Thursday, January 14, 2010

Review - Treeless Mountain

There's something magical about the simple childhood tale Treeless Mountain. So Young Kim's second feature is the story of two children who have to adapt to a new environment and a new way of life when their mother leaves them to search for their father, and the director has done an incredible job of ensuring her two young leads feel completely comfortable in front of the camera. Six year-old Jin (Hee-yeon Kim) and her younger sister Bin (Song-hee Kim) both seem unaware of the film that is being made around them, reacting to every situation with such authenticity that it doesn't seem fair to deem their contributions as 'acting'. Kim's film takes a naturalistic approach to telling their tale, with her unobtrusive camera staying close to the children's faces and letting them carry the drama at their own pace. Scenes frequently pass by without any major incidents occurring, but Treeless Mountain makes us see the world from the children's perspective, and as such, even the smallest developments can feel momentous.

When the children are first uprooted, they are sent to live with their 'Big Aunt' (Mi-hyang Kim). She is not exactly a cruel guardian, but she treats them as something of a nuisance and shows them little affection, often leaving them to take care of themselves for long stretches while she drinks. They manage to make friends with a local boy and learn to make some money by catching, cooking and selling locusts, with the proceeds going straight into the piggy bank their mother gave the girls before she left. She promised them that they would receive pocket money for good behaviour, and that she would return when the bank is full, and the sisters cling to this hope throughout, frequently checking the bank to see how close they are to a long-awaited reunion. There's a wonderful moment when they realise that their big coins can be exchanged for a larger amount of smaller coins, which will fill the bank up more quickly, but following this breakthrough, there can be few more poignant sights than the girls sitting at the bus stop, clutching their full piggy, and forlornly waiting for their mother's return.

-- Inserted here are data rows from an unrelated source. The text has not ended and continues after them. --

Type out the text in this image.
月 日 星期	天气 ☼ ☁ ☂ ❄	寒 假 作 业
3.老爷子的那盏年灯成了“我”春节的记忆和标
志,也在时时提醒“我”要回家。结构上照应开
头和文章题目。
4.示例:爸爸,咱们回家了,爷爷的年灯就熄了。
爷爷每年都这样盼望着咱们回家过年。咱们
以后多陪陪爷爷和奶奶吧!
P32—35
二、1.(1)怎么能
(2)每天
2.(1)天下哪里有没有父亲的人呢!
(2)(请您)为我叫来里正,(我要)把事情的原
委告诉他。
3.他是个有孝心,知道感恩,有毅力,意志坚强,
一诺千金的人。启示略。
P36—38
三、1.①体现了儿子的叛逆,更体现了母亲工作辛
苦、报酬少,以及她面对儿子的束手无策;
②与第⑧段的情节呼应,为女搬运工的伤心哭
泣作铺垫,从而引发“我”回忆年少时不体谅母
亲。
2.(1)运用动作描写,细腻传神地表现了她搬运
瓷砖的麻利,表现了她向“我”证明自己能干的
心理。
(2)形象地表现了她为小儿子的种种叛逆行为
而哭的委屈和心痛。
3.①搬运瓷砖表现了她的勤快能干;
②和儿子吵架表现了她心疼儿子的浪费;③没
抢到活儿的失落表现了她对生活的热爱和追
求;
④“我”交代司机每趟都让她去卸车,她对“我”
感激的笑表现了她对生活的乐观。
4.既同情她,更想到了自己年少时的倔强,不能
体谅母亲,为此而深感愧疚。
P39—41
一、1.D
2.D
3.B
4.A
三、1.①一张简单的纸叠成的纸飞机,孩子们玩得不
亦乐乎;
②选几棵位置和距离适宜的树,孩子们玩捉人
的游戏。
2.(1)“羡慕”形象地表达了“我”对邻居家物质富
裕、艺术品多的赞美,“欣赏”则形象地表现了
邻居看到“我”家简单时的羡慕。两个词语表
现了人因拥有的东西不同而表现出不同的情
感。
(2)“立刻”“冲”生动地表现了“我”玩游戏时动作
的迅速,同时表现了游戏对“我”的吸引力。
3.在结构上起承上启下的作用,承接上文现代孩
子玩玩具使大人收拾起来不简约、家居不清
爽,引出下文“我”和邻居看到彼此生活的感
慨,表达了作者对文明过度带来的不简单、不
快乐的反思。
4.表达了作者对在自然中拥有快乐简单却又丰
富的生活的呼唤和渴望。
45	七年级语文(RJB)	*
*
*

Scenes such as this are all the more touching because Kim avoids sentimentality. Her patient, unobtrusive style never forces the issue, allowing us to share Jin and Bin's experiences and gradually become absorbed in their story. She has an eye for small details – Bin's favourite blue dress, or the girls' fascination at the sights of the fish market – and the sibling relationship the film depicts is utterly convincing. Treeless Mountain is a tribute to the unexpected resilience and determination of children, with the sisters eventually accepting their fate, and learning to come to terms with their new life. The final scenes are a perfect conclusion to this lovely film, with Jin and Bin finding happiness in their new surroundings, and discovering a use for the money they have been so dutifully collecting – a moment that is a quiet but deeply touching epiphany.